Apparently the same opioid companies that the state is suing are lining the pockets of some of Florida’s lawmakers.
According to a report from the Miami Herald
, over the last 20 years, nine opioid companies and their subsidiaries have given more than $1 million to Florida politicians, even during the height of the state’s opioid crisis. Get this, too: Nearly all of it – 89 percent – has gone to GOP candidates or a GOP committee, the analysis shows.

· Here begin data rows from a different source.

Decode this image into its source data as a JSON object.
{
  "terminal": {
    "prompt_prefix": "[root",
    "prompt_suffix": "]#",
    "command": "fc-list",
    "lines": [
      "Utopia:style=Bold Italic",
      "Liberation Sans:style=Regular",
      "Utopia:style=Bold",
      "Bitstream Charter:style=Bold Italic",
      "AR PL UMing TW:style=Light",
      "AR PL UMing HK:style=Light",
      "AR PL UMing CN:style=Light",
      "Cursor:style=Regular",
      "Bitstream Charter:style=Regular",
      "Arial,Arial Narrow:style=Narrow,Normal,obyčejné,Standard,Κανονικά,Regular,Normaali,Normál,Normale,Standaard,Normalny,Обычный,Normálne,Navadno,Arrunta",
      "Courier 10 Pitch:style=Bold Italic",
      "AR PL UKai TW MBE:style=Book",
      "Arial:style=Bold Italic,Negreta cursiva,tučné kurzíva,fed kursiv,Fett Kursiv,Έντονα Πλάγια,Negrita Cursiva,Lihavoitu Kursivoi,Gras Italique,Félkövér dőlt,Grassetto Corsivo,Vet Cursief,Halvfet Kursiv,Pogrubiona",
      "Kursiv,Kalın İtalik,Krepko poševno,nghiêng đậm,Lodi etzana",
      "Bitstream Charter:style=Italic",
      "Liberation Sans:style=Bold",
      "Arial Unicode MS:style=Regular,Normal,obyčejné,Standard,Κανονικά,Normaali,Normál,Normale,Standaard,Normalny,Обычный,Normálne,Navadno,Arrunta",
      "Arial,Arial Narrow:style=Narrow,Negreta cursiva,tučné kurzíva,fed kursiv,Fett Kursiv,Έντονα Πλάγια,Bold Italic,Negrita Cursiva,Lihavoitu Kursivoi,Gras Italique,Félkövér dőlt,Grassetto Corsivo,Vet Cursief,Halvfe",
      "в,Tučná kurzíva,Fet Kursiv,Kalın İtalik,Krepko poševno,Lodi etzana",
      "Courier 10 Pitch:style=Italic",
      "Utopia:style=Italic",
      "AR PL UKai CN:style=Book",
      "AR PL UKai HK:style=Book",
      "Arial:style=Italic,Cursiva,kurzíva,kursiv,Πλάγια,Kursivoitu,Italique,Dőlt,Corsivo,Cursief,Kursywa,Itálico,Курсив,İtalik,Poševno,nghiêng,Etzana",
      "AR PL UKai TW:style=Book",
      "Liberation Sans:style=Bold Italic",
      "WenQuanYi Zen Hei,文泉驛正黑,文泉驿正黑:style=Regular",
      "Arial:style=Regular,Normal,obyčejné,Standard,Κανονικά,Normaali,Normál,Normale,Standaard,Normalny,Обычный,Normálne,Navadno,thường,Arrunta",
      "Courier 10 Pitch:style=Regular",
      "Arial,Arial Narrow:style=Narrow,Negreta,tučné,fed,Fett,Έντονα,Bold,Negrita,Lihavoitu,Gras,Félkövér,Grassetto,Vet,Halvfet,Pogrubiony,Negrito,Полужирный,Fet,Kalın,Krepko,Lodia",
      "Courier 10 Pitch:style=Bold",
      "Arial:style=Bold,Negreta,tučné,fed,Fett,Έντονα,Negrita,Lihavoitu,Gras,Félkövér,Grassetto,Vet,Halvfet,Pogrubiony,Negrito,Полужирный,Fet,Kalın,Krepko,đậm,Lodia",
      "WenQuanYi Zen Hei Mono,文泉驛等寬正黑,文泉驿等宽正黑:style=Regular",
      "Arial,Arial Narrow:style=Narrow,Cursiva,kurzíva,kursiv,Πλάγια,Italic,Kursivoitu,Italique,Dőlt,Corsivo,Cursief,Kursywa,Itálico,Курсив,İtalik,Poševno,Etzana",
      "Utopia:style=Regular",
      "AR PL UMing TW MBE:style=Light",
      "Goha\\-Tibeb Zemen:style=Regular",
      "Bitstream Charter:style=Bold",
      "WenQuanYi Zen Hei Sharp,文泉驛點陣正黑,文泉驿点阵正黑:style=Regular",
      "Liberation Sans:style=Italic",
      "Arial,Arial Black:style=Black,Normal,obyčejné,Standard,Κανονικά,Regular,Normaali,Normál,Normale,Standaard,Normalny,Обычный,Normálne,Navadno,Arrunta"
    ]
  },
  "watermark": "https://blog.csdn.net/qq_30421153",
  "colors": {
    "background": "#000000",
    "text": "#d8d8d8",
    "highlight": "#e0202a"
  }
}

Also of note: The most anyone has received was $15,250, which isn’t all that significant unless you take into account that it was given to state Rep. Jason Brodeur, R-Sanford, who's the chairman of the House Health Care Appropriations Subcommittee.
What is even more significant, however, is how more than $429,000 went to the Republican Party of Florida and at least $225,000 went to the Republican State Leadership Committee.
State Attorney General Pam Bondi filed a lawsuit against nine opioid companies and their subsidiaries last week. The lawsuit accuses the companies of violating the Florida Deceptive and Unfair Trade Practices Act, the Florida RICO Act and common law public nuisance.
But it should be said that Bondi has received her own little share of donations from opioid companies, according to the analysis. In 2010, when Bondi was running for attorney general, OxyContin manufacturer Purdue Pharma contributed $500 to her campaign. In 2014, opioid distributor McKesson contributed $1,000 to her re-election campaign.
The same goes for Gov. Rick Scott, a Republican, who received at least $6,000 from one opioid company.